Fast-tracked therapies have saved lives
HIV, COVID-19 process should extend to cancer, Louise Binder writes.
When I was diagnosed with HIV in 1994, there were no approved drugs to treat it.
People were dying. We were desperate for at least one of the clinical trials that were underway to show promise. Finally, in 1996, the first
Phase II/III trials of combination drugs gave us hope. We needed them right away and we got them, not having to wait for Phase III trials to be completed, peer reviewed and published. Many lives were saved, including my own, by accepting a trial design that expedited access to patients with no other options.
There was good news last month when Dr. Scott Halperin, director of the Canadian Centre for Vaccinology (CCFV) at Dalhousie University, announced Canada’s first COVID -19 vaccine clinical trial. It was a bit of a surprise because it was expected to take at least a year to 18 months to identify a viable vaccine candidate for human trials.
Approximately 100 people will take part in the first phase of this trial.

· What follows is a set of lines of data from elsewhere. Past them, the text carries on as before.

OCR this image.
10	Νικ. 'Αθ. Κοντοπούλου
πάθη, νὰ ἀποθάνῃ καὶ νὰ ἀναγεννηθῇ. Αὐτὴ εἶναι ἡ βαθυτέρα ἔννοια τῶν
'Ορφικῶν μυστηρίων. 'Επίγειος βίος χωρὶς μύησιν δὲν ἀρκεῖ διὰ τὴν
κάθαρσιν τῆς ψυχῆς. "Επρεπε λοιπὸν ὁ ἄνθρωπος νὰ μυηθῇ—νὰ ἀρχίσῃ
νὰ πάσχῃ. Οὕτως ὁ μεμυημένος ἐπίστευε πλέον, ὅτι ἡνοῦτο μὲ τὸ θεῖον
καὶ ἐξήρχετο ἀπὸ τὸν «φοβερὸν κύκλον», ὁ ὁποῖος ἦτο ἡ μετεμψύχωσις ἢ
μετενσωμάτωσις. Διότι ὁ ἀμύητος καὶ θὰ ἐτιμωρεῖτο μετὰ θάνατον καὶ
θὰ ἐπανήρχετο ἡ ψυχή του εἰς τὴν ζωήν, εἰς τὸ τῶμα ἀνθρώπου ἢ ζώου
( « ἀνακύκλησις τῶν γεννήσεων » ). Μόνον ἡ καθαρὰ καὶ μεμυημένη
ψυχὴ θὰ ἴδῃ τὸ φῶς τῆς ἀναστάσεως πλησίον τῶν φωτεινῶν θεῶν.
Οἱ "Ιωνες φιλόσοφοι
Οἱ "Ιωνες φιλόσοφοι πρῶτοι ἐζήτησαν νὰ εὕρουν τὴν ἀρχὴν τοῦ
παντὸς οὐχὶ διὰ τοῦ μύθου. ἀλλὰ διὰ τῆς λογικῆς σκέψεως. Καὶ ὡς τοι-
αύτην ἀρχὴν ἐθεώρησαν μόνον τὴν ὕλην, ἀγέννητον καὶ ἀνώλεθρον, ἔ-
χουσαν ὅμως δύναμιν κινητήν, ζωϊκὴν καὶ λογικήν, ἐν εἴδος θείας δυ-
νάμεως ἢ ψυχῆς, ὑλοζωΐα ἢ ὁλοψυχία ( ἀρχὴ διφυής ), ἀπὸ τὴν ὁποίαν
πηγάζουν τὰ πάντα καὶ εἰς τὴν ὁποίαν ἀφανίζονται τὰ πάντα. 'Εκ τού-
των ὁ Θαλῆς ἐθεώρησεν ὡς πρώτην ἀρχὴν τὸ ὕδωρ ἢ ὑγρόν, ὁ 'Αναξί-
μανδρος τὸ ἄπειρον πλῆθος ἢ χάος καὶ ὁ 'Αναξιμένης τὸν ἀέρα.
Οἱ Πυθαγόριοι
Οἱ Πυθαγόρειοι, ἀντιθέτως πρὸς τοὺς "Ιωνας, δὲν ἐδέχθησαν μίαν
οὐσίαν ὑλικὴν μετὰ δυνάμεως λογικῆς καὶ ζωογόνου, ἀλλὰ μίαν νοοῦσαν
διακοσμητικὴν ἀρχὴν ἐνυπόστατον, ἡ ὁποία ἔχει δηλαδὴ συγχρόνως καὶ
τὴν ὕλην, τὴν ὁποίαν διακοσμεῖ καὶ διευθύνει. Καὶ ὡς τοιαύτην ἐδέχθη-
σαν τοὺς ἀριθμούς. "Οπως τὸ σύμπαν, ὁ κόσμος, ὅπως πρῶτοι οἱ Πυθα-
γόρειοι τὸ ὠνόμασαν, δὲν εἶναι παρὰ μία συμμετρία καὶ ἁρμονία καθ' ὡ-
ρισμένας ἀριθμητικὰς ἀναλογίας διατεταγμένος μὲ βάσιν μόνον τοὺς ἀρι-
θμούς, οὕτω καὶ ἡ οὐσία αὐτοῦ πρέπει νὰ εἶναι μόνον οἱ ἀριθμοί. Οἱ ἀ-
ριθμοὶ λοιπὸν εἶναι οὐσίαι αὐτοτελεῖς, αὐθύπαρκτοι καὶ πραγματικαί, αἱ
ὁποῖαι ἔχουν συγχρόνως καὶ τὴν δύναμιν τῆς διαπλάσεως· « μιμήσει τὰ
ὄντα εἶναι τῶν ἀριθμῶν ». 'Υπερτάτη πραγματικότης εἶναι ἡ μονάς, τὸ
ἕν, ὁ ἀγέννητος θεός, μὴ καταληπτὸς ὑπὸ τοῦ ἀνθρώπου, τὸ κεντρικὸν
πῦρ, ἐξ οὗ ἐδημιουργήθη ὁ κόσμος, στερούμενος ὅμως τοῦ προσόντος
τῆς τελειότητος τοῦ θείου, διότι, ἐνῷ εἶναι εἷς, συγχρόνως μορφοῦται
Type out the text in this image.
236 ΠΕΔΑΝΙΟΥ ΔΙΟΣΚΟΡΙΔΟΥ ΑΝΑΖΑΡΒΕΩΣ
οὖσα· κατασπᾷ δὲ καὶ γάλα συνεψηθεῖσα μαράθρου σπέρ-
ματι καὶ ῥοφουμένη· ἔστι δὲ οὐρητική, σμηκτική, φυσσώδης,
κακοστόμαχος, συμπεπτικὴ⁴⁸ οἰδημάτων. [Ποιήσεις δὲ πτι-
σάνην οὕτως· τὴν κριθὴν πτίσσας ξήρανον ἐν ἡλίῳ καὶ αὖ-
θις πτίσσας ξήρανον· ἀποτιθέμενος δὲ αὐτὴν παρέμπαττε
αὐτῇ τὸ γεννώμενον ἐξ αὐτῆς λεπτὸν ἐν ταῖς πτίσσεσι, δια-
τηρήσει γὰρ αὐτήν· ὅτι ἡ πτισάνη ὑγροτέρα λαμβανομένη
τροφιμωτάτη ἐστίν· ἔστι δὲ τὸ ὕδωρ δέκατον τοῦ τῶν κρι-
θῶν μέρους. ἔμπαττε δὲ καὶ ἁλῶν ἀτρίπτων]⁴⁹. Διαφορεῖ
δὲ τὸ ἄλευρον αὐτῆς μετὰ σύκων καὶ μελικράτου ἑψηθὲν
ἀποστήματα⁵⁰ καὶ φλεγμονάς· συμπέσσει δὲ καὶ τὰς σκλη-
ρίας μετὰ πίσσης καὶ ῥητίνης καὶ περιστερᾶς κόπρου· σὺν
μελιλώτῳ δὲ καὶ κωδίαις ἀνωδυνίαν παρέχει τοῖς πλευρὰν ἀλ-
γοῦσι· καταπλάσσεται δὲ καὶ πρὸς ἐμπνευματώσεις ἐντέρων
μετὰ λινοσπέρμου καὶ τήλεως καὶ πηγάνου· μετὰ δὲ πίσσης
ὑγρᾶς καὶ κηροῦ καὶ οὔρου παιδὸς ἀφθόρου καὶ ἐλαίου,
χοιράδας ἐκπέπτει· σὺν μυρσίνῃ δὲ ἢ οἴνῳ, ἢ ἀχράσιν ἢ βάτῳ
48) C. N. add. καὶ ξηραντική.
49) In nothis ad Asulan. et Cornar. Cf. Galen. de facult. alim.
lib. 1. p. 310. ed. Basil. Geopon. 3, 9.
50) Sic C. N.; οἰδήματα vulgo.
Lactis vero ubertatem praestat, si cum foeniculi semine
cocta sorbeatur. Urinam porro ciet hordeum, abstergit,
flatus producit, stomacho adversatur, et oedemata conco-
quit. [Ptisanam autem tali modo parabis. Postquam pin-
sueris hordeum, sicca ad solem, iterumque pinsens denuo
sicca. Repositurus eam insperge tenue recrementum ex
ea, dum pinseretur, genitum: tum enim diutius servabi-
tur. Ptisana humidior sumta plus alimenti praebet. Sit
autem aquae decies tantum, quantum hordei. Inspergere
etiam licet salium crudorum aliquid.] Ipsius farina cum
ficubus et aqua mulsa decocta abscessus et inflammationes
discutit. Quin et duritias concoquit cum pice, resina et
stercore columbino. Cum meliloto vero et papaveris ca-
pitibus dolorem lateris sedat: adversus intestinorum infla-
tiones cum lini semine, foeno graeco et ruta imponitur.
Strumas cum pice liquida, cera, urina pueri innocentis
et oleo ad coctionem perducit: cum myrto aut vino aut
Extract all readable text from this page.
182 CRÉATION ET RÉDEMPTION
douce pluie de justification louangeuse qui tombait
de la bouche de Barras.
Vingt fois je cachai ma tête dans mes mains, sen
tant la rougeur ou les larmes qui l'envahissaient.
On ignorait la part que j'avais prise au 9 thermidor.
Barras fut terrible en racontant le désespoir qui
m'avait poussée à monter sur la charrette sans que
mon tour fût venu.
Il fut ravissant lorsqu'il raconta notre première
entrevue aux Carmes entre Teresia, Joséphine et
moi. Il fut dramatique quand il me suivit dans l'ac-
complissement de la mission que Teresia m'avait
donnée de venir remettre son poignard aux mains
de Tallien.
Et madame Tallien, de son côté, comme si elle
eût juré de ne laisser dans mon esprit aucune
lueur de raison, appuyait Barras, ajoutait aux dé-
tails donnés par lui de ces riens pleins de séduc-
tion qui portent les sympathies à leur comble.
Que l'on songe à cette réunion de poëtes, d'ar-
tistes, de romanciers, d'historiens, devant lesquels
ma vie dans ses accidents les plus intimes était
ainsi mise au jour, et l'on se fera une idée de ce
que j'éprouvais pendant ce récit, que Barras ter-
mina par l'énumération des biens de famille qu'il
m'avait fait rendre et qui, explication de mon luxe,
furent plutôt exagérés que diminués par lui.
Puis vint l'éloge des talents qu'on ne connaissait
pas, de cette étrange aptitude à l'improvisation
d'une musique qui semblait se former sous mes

Generally, trials have three phases.
Trials generally take approximately five to seven years from start to finish. Halperin explained that due to the seriousness of the situation, the researchers would not wait for final results from each phase before moving to the next phase. They would look at preliminary results and if they were good enough, they would continue to completion of that phase but also start the next phase. This will significantly reduce the time to completion of the trial.
This is a repeat of what occurred during the HIV epidemic. Trials were rolled together into what were called Phase II/III trials to speed up the process and get badly needed drugs to dying people. Consent forms for participants clearly explained the potential increased risk this created as we would not have the long-term and largescale numbers of people in the trials. Participants were more than willing to take that higher risk in a situation where the alternative was certain death.
Good for Halperin and the federal government for allowing him and his team to expedite this trial in these dire circumstances.
I predict that if these trials are successful, governments will ensure this vaccine gets into people’s hands expeditiously as well, either by fast-tracking the public drug pricing and reimbursement reviews that can take years or perhaps by passing over them altogether.
The question I continue to struggle with is why we can fast-track trial design and approvals, and get life-saving treatments into people’s hands at breakneck speed in cases like COVID-19, but not for cancer patients and other serious conditions.
Surely the fact that one out of two Canadians will get cancer during their lifetime and one out of four die each year from some form of cancer is a good enough argument to follow the best practice set by research protocols for COVID -19 trials.
Let us learn from the HIV and COVID examples and apply them to cancer and other urgent patient needs. Treatments that show promise should follow an expedited pathway without delay while we continue to collect data. Participants will sign a consent form that will fully inform them of the benefits and risks of the trial treatment as known to date. Where Phase II trials show significant benefit for those in the treatment arm of the trial, the trial should be stopped, and all participants should get the treatment. No Phase III trial will be required as a condition of considering the drug for public reimbursement.
Lives will surely be saved. Louise Binder is a lawyer. She cofounded the Canadian Treatment Action Council (CTAC) in 1996 which advocated for better access to HIV treatments. She is health policy consultant for the Save Your Skin Foundation.